Wednesday, February 1, 2012

doctors vs. car salesmen

firstly, my little brother's surgeries both went well and he's already out of the hospital.  prayers that he will be pain free soon!  the time spent at the hospital was anxiety-inducing for me, of course, and i'm now sick as a dog.  i got home after monday's surgery and spent all night long lying on the bathroom floor/hugging the toilet.  i don't know if it's stress related or if i picked up a bug at the hospital.  either way i'm down and out! 

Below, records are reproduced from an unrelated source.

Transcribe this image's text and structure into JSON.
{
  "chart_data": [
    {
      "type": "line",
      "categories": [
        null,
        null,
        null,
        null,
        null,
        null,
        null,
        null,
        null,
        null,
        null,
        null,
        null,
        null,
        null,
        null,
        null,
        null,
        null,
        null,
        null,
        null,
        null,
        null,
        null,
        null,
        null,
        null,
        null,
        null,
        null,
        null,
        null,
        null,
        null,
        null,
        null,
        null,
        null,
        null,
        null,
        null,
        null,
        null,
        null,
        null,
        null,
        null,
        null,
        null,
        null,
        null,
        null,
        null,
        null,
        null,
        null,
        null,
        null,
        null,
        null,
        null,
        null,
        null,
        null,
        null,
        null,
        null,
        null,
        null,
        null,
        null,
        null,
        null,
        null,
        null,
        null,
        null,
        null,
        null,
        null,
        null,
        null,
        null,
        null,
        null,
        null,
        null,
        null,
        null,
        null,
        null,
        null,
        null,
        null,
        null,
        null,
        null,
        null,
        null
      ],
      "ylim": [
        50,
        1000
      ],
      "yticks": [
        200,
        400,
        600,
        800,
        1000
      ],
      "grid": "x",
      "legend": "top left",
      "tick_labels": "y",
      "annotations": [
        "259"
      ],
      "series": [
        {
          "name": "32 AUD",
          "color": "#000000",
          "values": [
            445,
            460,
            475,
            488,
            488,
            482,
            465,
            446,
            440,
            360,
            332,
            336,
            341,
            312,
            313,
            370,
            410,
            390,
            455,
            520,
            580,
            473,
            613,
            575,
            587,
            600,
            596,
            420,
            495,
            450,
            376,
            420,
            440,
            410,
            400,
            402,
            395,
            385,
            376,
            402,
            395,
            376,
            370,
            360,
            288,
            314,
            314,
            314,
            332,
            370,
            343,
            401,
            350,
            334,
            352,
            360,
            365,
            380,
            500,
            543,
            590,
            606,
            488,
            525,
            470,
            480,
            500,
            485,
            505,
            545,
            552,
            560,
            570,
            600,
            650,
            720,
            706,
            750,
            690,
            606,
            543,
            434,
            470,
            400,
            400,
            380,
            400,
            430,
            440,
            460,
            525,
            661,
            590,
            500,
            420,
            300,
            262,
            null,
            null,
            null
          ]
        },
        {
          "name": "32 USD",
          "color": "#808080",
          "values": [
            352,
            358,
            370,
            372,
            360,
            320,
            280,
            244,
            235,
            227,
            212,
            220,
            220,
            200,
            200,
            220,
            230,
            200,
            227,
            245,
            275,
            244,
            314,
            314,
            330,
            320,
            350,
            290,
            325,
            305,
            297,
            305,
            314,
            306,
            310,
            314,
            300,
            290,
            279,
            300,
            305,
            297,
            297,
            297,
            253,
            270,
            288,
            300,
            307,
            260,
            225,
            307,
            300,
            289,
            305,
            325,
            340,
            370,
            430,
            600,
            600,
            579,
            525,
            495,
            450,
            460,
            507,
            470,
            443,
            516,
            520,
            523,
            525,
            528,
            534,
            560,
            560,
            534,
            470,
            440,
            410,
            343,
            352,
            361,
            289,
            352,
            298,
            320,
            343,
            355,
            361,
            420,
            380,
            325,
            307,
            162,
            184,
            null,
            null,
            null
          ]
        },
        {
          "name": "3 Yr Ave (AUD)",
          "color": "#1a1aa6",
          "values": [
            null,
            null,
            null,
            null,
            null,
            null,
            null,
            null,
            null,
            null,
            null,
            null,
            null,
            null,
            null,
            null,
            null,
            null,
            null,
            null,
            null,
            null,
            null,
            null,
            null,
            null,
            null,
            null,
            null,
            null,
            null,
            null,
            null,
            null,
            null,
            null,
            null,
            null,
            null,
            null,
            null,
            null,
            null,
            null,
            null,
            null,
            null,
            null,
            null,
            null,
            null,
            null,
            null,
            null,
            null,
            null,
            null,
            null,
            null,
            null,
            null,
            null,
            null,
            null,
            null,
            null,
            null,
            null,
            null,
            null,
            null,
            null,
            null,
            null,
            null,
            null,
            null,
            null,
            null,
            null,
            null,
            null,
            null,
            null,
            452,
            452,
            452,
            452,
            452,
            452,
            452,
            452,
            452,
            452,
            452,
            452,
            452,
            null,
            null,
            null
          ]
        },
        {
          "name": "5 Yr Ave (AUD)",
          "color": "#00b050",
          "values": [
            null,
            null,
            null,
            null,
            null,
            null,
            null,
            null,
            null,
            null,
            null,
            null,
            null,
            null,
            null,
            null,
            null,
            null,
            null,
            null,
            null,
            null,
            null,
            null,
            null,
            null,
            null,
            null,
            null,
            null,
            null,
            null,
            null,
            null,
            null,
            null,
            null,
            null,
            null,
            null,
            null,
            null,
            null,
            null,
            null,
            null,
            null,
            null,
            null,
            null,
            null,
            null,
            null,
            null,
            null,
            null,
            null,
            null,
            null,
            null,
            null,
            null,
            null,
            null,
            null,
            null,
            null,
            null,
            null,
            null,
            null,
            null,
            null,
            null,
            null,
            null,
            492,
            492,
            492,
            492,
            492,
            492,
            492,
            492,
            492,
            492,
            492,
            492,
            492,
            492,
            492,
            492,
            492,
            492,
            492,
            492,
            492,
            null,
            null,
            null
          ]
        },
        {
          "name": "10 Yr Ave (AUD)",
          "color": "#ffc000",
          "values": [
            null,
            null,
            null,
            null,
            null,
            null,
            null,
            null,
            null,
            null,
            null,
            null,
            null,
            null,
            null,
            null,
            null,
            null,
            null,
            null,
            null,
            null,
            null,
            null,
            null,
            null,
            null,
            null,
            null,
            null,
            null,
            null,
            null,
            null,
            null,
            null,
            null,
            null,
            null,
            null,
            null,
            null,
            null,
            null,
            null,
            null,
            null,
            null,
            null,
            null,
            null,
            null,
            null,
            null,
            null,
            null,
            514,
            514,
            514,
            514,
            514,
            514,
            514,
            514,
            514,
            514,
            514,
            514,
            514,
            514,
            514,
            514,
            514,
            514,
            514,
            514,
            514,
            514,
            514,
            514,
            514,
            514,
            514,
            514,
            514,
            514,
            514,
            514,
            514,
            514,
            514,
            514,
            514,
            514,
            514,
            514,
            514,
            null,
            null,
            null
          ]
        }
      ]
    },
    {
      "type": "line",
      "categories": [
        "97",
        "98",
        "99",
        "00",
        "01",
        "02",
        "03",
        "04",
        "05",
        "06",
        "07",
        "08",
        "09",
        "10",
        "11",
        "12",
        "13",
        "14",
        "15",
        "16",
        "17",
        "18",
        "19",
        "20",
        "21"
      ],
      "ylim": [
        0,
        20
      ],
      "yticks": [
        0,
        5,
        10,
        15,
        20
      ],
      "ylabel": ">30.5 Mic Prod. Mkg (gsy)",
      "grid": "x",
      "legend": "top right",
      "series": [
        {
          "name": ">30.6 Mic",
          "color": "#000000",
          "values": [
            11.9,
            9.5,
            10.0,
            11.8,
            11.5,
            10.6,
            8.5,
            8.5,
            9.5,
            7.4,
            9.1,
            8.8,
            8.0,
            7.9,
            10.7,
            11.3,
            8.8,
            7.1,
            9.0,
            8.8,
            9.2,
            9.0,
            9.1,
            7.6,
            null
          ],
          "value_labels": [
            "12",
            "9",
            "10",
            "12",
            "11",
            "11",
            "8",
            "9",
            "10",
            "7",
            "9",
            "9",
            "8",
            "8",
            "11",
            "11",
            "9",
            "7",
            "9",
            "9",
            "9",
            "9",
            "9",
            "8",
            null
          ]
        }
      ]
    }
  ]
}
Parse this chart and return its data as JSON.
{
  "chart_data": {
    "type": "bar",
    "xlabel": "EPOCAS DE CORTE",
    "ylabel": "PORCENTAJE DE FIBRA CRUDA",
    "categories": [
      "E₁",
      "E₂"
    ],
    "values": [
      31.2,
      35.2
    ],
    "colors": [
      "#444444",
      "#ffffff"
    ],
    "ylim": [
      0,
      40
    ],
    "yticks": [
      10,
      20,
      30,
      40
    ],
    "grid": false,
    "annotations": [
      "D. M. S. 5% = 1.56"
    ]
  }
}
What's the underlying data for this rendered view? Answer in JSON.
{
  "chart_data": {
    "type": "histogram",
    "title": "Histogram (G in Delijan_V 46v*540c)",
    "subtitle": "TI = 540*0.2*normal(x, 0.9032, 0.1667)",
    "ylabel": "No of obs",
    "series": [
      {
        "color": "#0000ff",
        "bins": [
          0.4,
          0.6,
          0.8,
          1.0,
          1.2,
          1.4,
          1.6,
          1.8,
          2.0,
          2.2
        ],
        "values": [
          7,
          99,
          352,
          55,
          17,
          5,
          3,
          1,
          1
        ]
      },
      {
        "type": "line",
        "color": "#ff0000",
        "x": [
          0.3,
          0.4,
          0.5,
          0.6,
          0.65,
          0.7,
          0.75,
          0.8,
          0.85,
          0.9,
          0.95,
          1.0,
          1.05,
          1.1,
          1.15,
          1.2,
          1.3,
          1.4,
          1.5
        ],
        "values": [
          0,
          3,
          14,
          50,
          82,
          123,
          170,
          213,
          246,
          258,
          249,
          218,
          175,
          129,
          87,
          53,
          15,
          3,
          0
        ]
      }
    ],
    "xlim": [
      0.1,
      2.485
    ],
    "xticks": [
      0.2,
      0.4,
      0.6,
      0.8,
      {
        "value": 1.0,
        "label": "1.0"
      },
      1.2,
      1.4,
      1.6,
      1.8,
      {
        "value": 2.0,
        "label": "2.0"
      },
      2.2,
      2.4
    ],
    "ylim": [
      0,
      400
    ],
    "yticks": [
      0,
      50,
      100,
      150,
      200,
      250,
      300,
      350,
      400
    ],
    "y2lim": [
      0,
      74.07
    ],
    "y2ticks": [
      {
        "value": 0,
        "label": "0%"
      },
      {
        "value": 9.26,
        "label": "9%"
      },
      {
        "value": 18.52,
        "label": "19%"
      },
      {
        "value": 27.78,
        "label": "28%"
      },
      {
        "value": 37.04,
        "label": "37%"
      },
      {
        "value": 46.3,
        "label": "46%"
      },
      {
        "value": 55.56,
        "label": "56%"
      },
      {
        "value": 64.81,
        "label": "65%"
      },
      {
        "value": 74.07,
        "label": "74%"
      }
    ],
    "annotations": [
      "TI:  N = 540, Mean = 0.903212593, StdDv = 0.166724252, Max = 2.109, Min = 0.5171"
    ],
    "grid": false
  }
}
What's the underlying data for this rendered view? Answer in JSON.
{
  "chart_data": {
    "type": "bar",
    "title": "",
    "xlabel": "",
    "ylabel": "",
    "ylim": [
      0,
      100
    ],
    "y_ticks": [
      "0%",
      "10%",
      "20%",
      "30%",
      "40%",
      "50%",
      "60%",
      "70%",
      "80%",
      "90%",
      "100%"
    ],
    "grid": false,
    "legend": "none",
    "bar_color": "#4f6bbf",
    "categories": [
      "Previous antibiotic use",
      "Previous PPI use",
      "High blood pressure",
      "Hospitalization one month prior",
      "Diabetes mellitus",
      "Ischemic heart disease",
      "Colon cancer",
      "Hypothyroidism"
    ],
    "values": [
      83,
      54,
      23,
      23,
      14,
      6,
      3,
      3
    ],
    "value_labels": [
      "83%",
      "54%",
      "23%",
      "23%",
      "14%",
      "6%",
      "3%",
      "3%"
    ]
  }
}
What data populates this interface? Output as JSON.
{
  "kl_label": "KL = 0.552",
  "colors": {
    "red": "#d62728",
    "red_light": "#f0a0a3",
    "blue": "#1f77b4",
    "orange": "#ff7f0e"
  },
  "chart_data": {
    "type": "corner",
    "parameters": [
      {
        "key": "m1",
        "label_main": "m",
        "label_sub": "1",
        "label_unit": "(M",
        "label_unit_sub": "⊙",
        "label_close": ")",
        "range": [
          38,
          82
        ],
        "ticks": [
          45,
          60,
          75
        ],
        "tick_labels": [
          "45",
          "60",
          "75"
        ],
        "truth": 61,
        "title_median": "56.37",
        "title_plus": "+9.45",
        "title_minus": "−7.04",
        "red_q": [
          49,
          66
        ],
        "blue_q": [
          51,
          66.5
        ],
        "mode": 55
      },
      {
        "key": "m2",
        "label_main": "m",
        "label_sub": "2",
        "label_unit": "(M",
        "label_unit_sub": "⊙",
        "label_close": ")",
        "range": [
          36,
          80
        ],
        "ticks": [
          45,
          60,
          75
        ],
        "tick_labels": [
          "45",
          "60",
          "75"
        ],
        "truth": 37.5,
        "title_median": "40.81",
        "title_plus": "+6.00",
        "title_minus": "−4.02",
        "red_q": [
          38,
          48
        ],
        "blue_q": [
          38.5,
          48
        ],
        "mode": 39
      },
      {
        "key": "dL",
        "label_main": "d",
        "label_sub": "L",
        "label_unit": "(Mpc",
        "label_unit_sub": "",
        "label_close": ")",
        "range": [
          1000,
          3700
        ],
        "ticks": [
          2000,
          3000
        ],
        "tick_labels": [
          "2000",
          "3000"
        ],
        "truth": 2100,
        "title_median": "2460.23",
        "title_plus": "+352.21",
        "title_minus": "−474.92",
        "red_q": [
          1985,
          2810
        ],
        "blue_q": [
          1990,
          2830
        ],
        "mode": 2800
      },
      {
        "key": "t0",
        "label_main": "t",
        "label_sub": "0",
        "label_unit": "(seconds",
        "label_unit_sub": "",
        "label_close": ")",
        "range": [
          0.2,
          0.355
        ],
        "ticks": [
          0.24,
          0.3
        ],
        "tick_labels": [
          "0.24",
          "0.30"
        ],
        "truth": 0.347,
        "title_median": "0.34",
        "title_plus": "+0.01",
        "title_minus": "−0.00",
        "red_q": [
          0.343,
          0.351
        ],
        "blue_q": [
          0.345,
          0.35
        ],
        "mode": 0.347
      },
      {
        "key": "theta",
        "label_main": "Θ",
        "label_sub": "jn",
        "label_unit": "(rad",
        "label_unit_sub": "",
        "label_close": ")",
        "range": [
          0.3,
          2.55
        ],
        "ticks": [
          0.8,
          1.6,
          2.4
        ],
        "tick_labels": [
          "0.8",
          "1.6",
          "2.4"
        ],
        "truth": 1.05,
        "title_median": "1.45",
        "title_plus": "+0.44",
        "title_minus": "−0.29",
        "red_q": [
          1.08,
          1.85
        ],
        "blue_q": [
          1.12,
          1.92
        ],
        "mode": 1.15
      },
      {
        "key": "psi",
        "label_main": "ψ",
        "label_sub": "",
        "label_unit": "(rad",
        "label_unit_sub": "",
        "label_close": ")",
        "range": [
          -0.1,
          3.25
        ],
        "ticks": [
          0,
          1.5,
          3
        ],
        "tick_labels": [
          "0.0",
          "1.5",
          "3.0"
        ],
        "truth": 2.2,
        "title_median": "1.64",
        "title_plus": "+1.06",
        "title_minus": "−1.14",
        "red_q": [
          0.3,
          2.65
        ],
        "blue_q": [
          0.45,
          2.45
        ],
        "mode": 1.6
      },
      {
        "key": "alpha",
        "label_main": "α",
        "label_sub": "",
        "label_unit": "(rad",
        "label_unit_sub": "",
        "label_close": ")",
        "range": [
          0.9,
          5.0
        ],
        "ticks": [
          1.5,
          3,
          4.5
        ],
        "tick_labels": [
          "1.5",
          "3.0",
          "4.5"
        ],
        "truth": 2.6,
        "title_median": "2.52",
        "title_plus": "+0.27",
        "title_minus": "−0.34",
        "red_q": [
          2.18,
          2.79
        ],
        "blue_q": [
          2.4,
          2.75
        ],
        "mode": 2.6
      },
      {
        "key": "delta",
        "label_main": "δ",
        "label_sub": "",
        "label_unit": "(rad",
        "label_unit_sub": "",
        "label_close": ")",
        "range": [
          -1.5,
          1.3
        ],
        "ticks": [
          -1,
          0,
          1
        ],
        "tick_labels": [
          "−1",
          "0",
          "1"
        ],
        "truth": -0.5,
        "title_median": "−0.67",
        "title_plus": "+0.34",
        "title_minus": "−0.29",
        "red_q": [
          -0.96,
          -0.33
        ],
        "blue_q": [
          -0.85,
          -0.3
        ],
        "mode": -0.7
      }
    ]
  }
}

none of the anxiety there equalled the panic i felt on saturday when i accompanied my mother to test-drive a car at the nissan dealership where i bought my post-flood car.  5 weeks after the flood i spent an agonizing day buying a car i didn't want (only because my pre-flood car was paid for and in great shape--i like my new car) and i was having to replace it along with EVERYTHING else.  i rode with her for one test-drive then left to eat lunch and visit with a friend.  on my way back to nashville i stopped by to see the car she decided to buy and was struck with severe panic over the thought of having to step foot into the loan manager's office where i signed all my final papers.  i couldn't go in with her instead i sat in the show-room looking crazy both because of my attempt to calm myself with slow, loud, yoga breathing and also my occasional elvis sing-along to the weekly saturday elvis special on the radio (this is tennessee after all!)

upon seeing her car and leaving the dealership i had to pull my nissan over into the mcdonald's parking lot to calm my panic attack before i could get on the interstate for the 50 mile drive home.  it was awful.  since i had gotten a haircut while in dickson i was itchy from both the anxiety and the hair-covered sweatshirt i was wearing so i jumped in the shower when i got home and stood under the HOT water until my skin was lobster-red and i could breathe evenly.  it seems that though my panic attacks are less frequent they are much more intense when they come.  perhaps not a good trade-off.  i can't tell.